Ingin rasanya Changmin menampar wajah itu dengan tutup panci.

"Ini!"

Ia menyodorkan mangkuk yang sudah terisi sup yang diberi dua potong roti bagel di atasnya. Setelah itu iapun duduk untuk menikmati makanannya.

"Punyamu kelihatannya lebih enak."

"Aigoo… Appa, kita makan sup yang sama, dari panci yang sama… kenapa Appa bilang punyaku lebih enak?"

"Tapi punyamu memang kelihatan lebih enak, tukar ya? Tukar dengan punya Appa."

Ish, Changmin selalu heran mengapa appa-nya selalu ingin makan makanan miliknya.

"Andwae." tolaknya tegas.

"Ayo tukaaarrr….!" Yunho merengut, mengeluarkan jurus puppy eyes-nya yang tentu saja tidak mempan pada Changmin.

"Andwae, andwae…" Changmin dengan cueknya menyendok sup dalam mangkuknya, lalu menggigit dan mengunyah roti bagel-nya.

"Changmin-aah… Aku ingin sup-muuuu…."

"Makan punyamu sendiri, pak beruang."

"Changmiiinnnn~"

Changmin tidak menggubris.

"Chwaaaanngg~"

Ah, lebih enak supnya dicelup roti. Nyam, nyam.

"Minnieeee~"

Hm, sup buatan umma memang tidak pernah tidak enak.

"Aegyaaaaaa!"

"Mian, Appa. Sup punya Min sudah habis.
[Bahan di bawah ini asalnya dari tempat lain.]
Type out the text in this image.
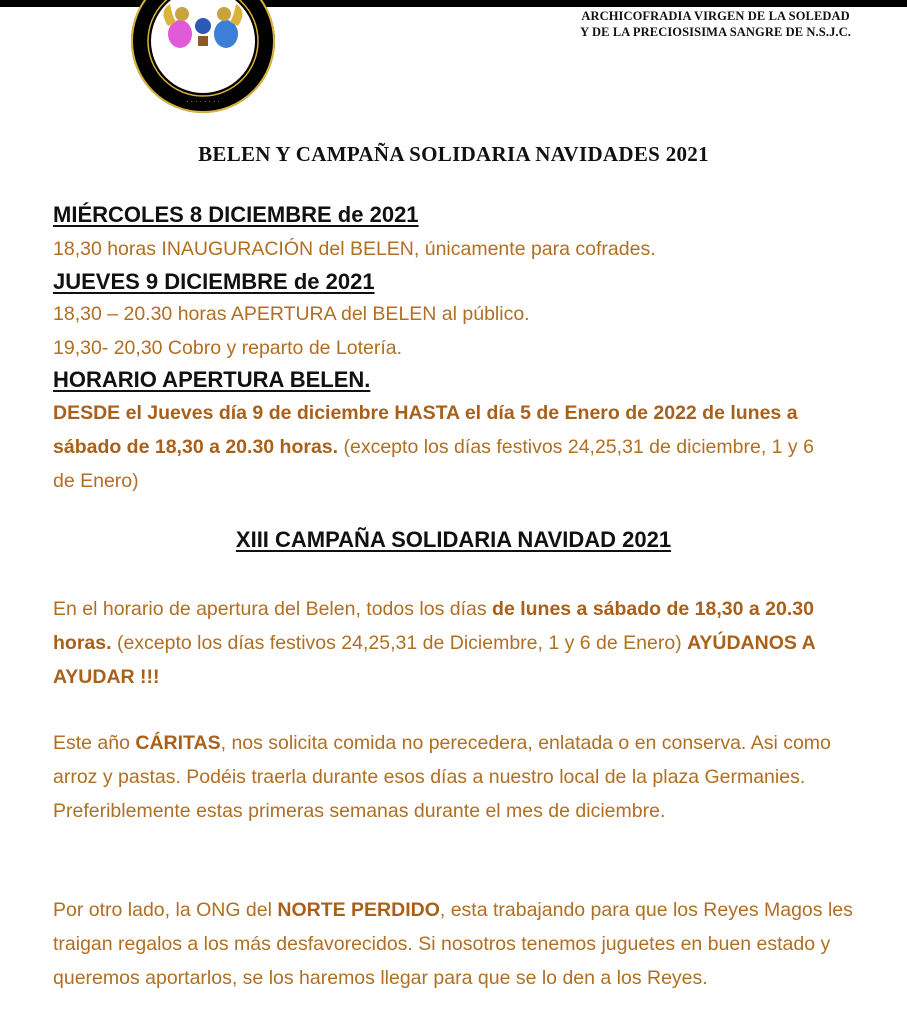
· · · · · · · ·
ARCHICOFRADIA VIRGEN DE LA SOLEDAD
Y DE LA PRECIOSISIMA SANGRE DE N.S.J.C.
BELEN Y CAMPAÑA SOLIDARIA NAVIDADES 2021
MIÉRCOLES 8 DICIEMBRE de 2021
18,30 horas INAUGURACIÓN del BELEN, únicamente para cofrades.
JUEVES 9 DICIEMBRE de 2021
18,30 – 20.30 horas APERTURA del BELEN al público.
19,30- 20,30 Cobro y reparto de Lotería.
HORARIO APERTURA BELEN.
DESDE el Jueves día 9 de diciembre HASTA el día 5 de Enero de 2022 de lunes a sábado de 18,30 a 20.30 horas. (excepto los días festivos 24,25,31 de diciembre, 1 y 6 de Enero)
XIII CAMPAÑA SOLIDARIA NAVIDAD 2021
En el horario de apertura del Belen, todos los días de lunes a sábado de 18,30 a 20.30 horas. (excepto los días festivos 24,25,31 de Diciembre, 1 y 6 de Enero) AYÚDANOS A AYUDAR !!!
Este año CÁRITAS, nos solicita comida no perecedera, enlatada o en conserva. Asi como arroz y pastas. Podéis traerla durante esos días a nuestro local de la plaza Germanies. Preferiblemente estas primeras semanas durante el mes de diciembre.
Por otro lado, la ONG del NORTE PERDIDO, esta trabajando para que los Reyes Magos les traigan regalos a los más desfavorecidos. Si nosotros tenemos juguetes en buen estado y queremos aportarlos, se los haremos llegar para que se lo den a los Reyes.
Kekekekekeke…" tunjuknya pada sang appa ketika mangkuk itu sudah kosong tak bersisa.

"ANDWAAEEEEE!"

.

.

.

"Kenapa Joongie?"

Heechul menyenggol bahu Jaejoong yang sedari tadi nampak melamun.

"Aku kepikiran Changmin, Hyung. Aku pergi saat dia masih tidur, kupikir dia mungkin mencariku. Tapi semoga saja dia masih ingat semalam aku bilang padanya akan pergi ke sini."

"Hm…begitu. Dia sudah besar, 'kan? Apa dia bersama Yunho di rumah?"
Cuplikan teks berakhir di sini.